OK, so, how do we fix this? The main way I am going to propose draws quite heavily on the ‘next action’ concept in Getting Things Done®, and is not far from how you would sort out an overflowing, messy to do list.

Step 1. Do the small stuff

The first thing is to go through all the comments and do any that, by lucky happenstance, happen to be both written in such a way that when you read it, your brain immediately knows what to do (like ‘add a caption to this graph’) and will take less than, say, five minutes. Just do these now, ignoring all the other comments. If you reaaally don’t wanna do them right now, fine, just move to the next step (we’ll come back to these in step 3), but the reason we do this is because the sheer number of comments can often be overwhelming in and of itself, and so getting all these small ones out of the way not only provides small wins for your motivation, but gives you less comments to sort in the next step.

Step 2. Extract the scary ones

The next thing to do is to extract all the comments which are either structural (i.e. refer to large structural changes needed in the write up), or relate to more than one section. We have to do this because these comments will tend to interact, contradict or be redundant with each other, so they need to be processed and integrated as a whole. I suggest you take these to whatever tool you like to use for brainstorming, and effectively use these as ‘notes’ and completely rewrite your own set of structural ‘actions’ based upon these. Now, be brave and delete the original comments from the write up. If you leave them your brain will still think there’s something to do there, and keep worrying (‘We’re on top of it brain, chill’). If you find comments during this step that relate to a different portion of the write up, but only to that portion (e.g. the commenter thought of a point later on but couldn’t be bothered to go to the right place to make it), delete it from where it is, and move it to the right place (i.e. remake it as a new comment), but don’t include it in these extracted structural comments.

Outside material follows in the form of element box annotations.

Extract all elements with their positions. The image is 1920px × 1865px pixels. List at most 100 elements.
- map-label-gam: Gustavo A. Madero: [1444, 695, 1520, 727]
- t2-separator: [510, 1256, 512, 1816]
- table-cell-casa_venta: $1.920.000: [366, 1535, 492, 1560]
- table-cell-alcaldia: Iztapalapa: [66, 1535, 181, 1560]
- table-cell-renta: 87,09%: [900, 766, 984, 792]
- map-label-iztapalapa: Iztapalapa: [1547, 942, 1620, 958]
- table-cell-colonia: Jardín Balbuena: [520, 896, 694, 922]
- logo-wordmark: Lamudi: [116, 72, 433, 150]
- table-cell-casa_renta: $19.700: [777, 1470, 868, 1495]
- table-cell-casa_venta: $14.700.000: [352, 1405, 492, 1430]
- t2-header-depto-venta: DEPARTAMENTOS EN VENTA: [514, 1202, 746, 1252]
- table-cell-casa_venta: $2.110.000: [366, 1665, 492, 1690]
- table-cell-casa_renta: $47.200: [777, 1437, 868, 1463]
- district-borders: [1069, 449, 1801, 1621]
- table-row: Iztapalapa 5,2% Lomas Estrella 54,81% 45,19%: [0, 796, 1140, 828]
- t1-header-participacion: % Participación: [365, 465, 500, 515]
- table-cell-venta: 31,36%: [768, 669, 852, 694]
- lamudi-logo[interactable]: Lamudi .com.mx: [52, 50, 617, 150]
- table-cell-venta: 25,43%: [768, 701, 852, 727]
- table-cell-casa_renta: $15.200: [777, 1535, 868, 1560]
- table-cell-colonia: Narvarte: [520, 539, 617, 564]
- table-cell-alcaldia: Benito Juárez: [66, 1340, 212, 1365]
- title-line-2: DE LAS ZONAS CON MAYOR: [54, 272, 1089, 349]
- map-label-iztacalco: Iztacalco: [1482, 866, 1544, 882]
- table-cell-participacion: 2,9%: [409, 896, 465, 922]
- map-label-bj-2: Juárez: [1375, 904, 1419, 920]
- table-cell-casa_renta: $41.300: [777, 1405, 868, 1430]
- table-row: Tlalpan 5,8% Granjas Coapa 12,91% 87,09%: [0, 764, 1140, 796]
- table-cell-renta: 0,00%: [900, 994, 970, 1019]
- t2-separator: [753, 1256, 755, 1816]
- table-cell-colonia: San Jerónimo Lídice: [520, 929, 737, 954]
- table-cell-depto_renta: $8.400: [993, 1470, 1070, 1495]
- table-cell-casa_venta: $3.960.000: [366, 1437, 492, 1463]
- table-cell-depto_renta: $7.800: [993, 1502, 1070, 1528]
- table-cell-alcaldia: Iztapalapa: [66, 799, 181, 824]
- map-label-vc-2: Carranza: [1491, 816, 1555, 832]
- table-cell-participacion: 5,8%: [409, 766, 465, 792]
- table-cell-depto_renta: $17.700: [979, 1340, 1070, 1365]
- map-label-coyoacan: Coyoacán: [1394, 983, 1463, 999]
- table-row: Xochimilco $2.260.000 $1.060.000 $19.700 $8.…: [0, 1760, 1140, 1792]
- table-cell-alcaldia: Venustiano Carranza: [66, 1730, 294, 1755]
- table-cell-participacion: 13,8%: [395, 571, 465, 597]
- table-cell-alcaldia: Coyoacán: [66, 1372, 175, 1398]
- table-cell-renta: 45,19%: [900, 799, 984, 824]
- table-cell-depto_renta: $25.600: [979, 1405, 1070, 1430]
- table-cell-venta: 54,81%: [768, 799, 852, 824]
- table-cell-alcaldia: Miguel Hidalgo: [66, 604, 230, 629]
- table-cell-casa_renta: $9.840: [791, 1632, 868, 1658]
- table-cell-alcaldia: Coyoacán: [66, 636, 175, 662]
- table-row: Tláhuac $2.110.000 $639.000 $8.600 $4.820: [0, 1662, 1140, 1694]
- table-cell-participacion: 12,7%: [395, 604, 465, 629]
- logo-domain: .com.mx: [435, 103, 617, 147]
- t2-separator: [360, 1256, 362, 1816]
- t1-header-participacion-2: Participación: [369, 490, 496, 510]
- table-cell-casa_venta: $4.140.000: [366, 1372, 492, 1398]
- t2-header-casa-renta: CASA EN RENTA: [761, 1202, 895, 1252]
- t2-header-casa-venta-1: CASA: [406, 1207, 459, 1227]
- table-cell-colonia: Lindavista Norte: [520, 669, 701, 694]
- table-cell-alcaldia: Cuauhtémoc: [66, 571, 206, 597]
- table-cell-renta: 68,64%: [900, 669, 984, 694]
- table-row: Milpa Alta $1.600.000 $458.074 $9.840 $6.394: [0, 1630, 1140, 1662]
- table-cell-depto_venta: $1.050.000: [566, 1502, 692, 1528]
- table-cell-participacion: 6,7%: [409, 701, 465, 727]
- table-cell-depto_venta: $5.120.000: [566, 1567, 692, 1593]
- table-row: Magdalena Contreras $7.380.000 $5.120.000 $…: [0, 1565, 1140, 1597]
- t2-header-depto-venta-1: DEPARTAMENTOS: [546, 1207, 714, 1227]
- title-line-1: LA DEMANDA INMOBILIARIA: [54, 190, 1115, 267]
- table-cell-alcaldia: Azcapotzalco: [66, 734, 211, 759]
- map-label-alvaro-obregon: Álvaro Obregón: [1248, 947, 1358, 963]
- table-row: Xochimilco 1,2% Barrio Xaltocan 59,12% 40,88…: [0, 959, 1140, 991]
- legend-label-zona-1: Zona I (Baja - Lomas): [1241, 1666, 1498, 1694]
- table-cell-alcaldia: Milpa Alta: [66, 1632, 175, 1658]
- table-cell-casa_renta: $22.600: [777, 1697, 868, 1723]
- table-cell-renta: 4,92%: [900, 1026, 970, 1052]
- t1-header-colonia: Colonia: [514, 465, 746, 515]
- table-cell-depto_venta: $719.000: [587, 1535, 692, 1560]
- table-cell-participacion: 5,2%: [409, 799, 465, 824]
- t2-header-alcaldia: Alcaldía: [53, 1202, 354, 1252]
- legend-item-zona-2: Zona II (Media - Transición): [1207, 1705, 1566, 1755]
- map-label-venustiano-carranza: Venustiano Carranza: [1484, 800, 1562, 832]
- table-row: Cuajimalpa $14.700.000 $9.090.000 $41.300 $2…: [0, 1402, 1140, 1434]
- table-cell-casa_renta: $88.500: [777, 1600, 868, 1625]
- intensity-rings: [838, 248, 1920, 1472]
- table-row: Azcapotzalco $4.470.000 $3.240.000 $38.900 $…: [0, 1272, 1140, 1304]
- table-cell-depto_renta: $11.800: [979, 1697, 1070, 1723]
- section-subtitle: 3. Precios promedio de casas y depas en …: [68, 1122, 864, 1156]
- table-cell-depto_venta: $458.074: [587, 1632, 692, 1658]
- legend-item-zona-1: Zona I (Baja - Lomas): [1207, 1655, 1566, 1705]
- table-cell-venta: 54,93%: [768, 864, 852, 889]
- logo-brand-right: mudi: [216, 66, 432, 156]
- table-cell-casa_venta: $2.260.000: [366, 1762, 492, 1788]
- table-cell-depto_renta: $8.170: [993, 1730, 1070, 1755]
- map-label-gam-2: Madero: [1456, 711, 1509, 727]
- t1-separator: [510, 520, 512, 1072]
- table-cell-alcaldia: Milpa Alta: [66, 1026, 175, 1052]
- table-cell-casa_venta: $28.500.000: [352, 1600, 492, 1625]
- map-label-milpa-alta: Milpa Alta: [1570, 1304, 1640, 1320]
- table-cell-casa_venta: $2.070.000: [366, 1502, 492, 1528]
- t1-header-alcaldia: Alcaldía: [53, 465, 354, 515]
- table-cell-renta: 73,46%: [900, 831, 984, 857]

Nearly there … peace is coming.

Step 3. Deal with what’s left

What you should now have remaining are small and medium sized tasks which were not phrased very helpfully by the commenter, such that an obvious action did not occur to you (i.e. weren’t dealt with in step 1 — ps. if you didn’t want to do step 1, just deal with this here). What you now need to do is ‘reply’ to each of these comments within the document (you’re not actually replying to the commenter, don’t worry, this is just for your purposes) with the ‘next action’ required to actually make the change that the commenter wants to happen (or at least, progress towards that goal — it may require multiple action steps with the first being e.g. ‘Read paper Y’). If you really want to know a lot more depth about next actions I have to recommend that you read the Getting Things Done® book (I recommend this wholeheartedly either way), but the test for whether you’ve devised a good next action, is that when you read it, your brain will immediately feel ready to jump into action (it knows what to DO), and you will feel no ‘resistance’ (actually you still might feel some if it’s an undesirable task e.g. speaking to an unpleasant boss, but you won’t get that same mental block as you do when you have a poorly defined action). Remember that ‘email to ask further clarification from X on this’ is a perfectly reasonable action if you really don’t know what they want (Often they will have forgotten, and then you don’t have to do it, mwahaha!). Store these up and email them all at once.

Finally, depending on how many of these actions you have, you may want to extract them to an external to do list, where you can sort them by length of time, difficulty, will power required etc. The test for whether you should extract them is simply whether you are feeling resistance / overwhelmed by them. If you think about dealing with all of them and your brain is just like ‘Nope, facebook’, extract them to a program designed to deal with such things (I recommend Dynalist, as I do for almost all things). You might be surprised at the power of re-representing them with some structure. For these third types of comments, I recommend leaving the original comments in place as you might forget what section certain actions relate to otherwise.

OK, that’s all. Enjoy your peaceful mind.